Experienced teachers approach this topic by grounding abstract ideas in concrete, relatable tasks. Avoid lectures that oversimplify the system; instead, use activities that force students to confront the mechanics of power and privilege. Research shows that when students embody roles, they recall constraints and privileges more accurately than from reading alone.

Successful learning shows when students can articulate the differences between classes using evidence from their activities.
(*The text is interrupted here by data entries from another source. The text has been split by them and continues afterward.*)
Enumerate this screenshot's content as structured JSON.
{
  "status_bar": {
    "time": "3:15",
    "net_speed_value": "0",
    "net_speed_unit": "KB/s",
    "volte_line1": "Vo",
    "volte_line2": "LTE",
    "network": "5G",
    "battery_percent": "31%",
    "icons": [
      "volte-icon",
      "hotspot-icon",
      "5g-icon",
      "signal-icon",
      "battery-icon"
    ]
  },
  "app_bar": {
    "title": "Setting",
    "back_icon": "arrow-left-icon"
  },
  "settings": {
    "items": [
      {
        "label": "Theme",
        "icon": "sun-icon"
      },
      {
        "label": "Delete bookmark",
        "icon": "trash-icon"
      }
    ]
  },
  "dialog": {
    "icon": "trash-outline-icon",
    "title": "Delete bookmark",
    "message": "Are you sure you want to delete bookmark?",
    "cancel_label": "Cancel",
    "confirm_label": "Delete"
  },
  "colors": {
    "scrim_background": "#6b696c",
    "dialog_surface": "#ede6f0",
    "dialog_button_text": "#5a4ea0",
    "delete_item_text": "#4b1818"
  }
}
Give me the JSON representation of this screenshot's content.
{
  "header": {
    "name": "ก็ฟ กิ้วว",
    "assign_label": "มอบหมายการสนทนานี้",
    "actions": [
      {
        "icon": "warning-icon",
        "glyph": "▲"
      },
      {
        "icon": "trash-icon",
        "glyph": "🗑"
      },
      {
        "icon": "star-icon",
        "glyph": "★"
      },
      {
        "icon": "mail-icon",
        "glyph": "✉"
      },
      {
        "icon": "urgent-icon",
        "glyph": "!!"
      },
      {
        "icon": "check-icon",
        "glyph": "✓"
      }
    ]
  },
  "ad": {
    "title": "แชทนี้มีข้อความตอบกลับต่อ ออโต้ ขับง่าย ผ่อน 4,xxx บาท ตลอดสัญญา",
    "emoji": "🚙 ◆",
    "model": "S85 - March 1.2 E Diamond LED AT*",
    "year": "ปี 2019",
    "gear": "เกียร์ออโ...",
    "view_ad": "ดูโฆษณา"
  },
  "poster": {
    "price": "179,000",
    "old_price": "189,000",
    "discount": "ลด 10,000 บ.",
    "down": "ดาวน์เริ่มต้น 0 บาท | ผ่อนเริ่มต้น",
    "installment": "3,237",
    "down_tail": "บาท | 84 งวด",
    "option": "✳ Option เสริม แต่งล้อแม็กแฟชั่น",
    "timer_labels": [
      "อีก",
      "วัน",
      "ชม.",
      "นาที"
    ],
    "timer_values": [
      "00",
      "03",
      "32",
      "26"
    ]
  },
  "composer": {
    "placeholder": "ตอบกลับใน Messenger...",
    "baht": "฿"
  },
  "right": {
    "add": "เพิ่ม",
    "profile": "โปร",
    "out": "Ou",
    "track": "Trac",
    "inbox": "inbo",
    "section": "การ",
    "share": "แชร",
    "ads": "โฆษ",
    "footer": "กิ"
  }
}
They should explain rights, limitations, and daily realities with specific examples rather than general statements.


Watch Out for These Misconceptions

  • During the Role-Play: Roman Marketplace activity, watch for students who assume patricians and plebeians can trade freely without noting voting restrictions or legal barriers.

    Redirect by asking students to refer to their class profile cards and identify one rule or limitation written on the card that would affect the transaction, then have them act it out.

  • During the Sorting Cards: Daily Duties activity, watch for students who assume enslaved people had no skills or responsibilities beyond physical labor.

    Prompt students to compare the enslaved cards to the plebeian cards, pointing out specific skilled roles like metalworking or midwifery to correct the oversimplification.

  • During the Debate: Plebeian Reforms activity, watch for students who claim Roman women had no influence because they were barred from politics.

    Ask students to recall the Household Simulation details and point to one example of a patrician woman’s advisory role or property management, then use that as evidence in the debate.